Week 1 Jan 31 - Feb 7 Meeting with advisor and finish proposal
Week 2 Feb 8 - Feb 14 Research on [1] and [5] and start working on implementing a hierarchical attention model (full attention)
Week 3 Feb 15 - Feb 21 Implement a hierarchical attention model (full attention)
Week 4 Feb 22 - Feb 28 Wrap up the hierarchical full attention model and research on changing full attention to Big bird attention
Week 5 Mar 1 - Mar 7 Implement a hierarchical Big bird attention model
Week 6 Mar 8 - Mar 14 Implement a hierarchical Big bird attention model
Week 7 Mar 15 - Mar 21 Implement a hierarchical Big bird attention model
Week 8 Mar 22 - Mar 28 Implement a hierarchical Big bird attention model
Week 9 Mar 29 - Apr 4 Wrap up the hierarchical Big bird attention model and start preparing dataset for Chinese to English translation
Week 10 Apr 5 - Apr 11 Train a hierarchical Big bird attention model for Chinese to English translation
Week 11 Apr 12 - Apr 18 Fine-tune all the models (buffer week)
Week 12 Apr 19 - Apr 25 Work on CS 298 Report
Week 13 Apr 26 - May 2 Work on CS 298 Report and Presentation
Week 14 May 3 - May 9 Prepare for CS 298 Presentation

Time allocation:

Task Time allocated
Proposal 1 week
Deliverable 1 2.5 weeks
Deliverable 2 5 weeks
Deliverable 3 2.5 weeks
Report and presentation 3 weeks

Key Deliverables:

  • Software
    • Implement a hierarchical attention model that translates English documents into Chinese with full attention mechanism
    • Implement a hierarchical attention model that translates English documents into Chinese with Big Bird attention mechanism
    • Implement a hierarchical attention model that translates Chinese documents into English with Big Bird attention mechanism
  • Report
    • CS 298 report -- detailing on the bidirectional translation capability of implemented hierarchical attention models and comparing them between [5]
    • CS 298 presentation -- presenting the translation results

Innovations and Challenges

  1. There is no English to Chinese machine translation models that utilizes hierarchical attention mechanism yet ([5] focused on ZH-EN and ES-EN translation with hierarchical attention models)
  2. Big bird attention mechanism has yet been applied to hierarchical attention models ([1][5][7] did not try Big bird attention mechanism)
  3. Big bird attention mechanism has not been tested on Chinese to English translation tasks (innovation 1 and 2 combined)

References:

[1] Yang, Zichao, Diyi Yang, Chris Dyer, Xiaodong He, Alex Smola, and Eduard Hovy. "Hierarchical attention networks for document classification." in Proceedings of the 2016 conference of the North American chapter of the association for computational linguistics: human language technologies. 2016.

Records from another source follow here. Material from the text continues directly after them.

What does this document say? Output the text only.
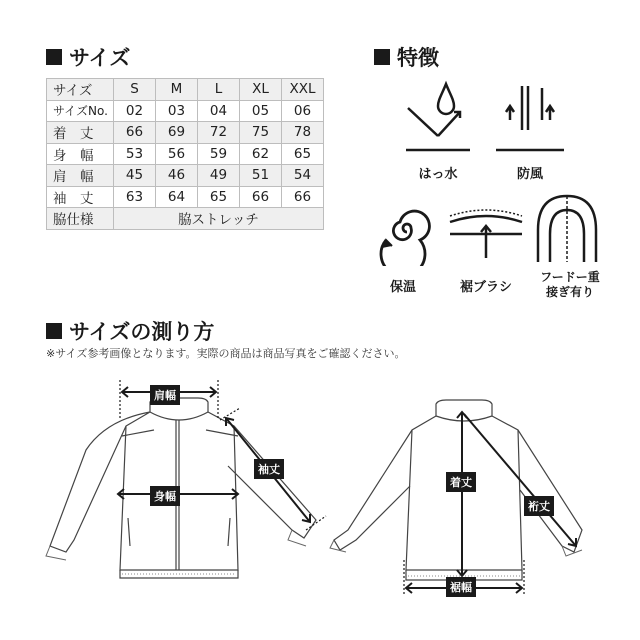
サイズ
サイズ	S	M	L	XL	XXL
サイズNo.	02	03	04	05	06
着　丈	66	69	72	75	78
身　幅	53	56	59	62	65
肩　幅	45	46	49	51	54
袖　丈	63	64	65	66	66
脇仕様	脇ストレッチ				
特徴
はっ水	防風
保温	裾ブラシ
フードー重
接ぎ有り
サイズの測り方
※サイズ参考画像となります。実際の商品は商品写真をご確認ください。
肩幅
身幅
袖丈
着丈
裄丈
裾幅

[2] Vaswani, Ashish, Noam Shazeer, Niki Parmar, Jakob Uszkoreit, Llion Jones, Aidan N. Gomez, Lukasz Kaiser, and Illia Polosukhin. "Attention is all you need." in Advances in neural information processing systems 30. 2017.

[3] Tian, Liang, Derek F. Wong, Lidia S. Chao, Paulo Quaresma, Francisco Oliveira, and Lu Yi. "UM-Corpus: A Large English-Chinese Parallel Corpus for Statistical Machine Translation," in Proceedings of the Ninth International Conference on Language Resources and Evaluation (LREC'14). 2014.

[4] Manzil Zaheer, Guru Guruganesh, Avinava Dubey, Joshua Ainslie, Chris Alberti, Santiago Ontanon, Philip Pham, Anirudh Ravula, Qifan Wang, Li Yang, Amr Ahmed. "Big bird: Transformers for longer sequences." in Advances in neural information processing systems 33. 2020

[5] Lesly Miculicich, Dhananjay Ram, Nikolaos Pappas, and James Henderson. "Document-level neural machine translation with hierarchical attention networks." in arXiv. 2018.

[6] Papineni, Kishore, Salim Roukos, Todd Ward, and Wei-Jing Zhu. "Bleu: a method for automatic evaluation of machine translation." in Proceedings of the 40th annual meeting of the Association for Computational Linguistics. 2002.

[7] Pappas Nikolaos, and Andrei Popescu-Belis. "Multilingual hierarchical attention networks for document classification." in arXiv. 2017.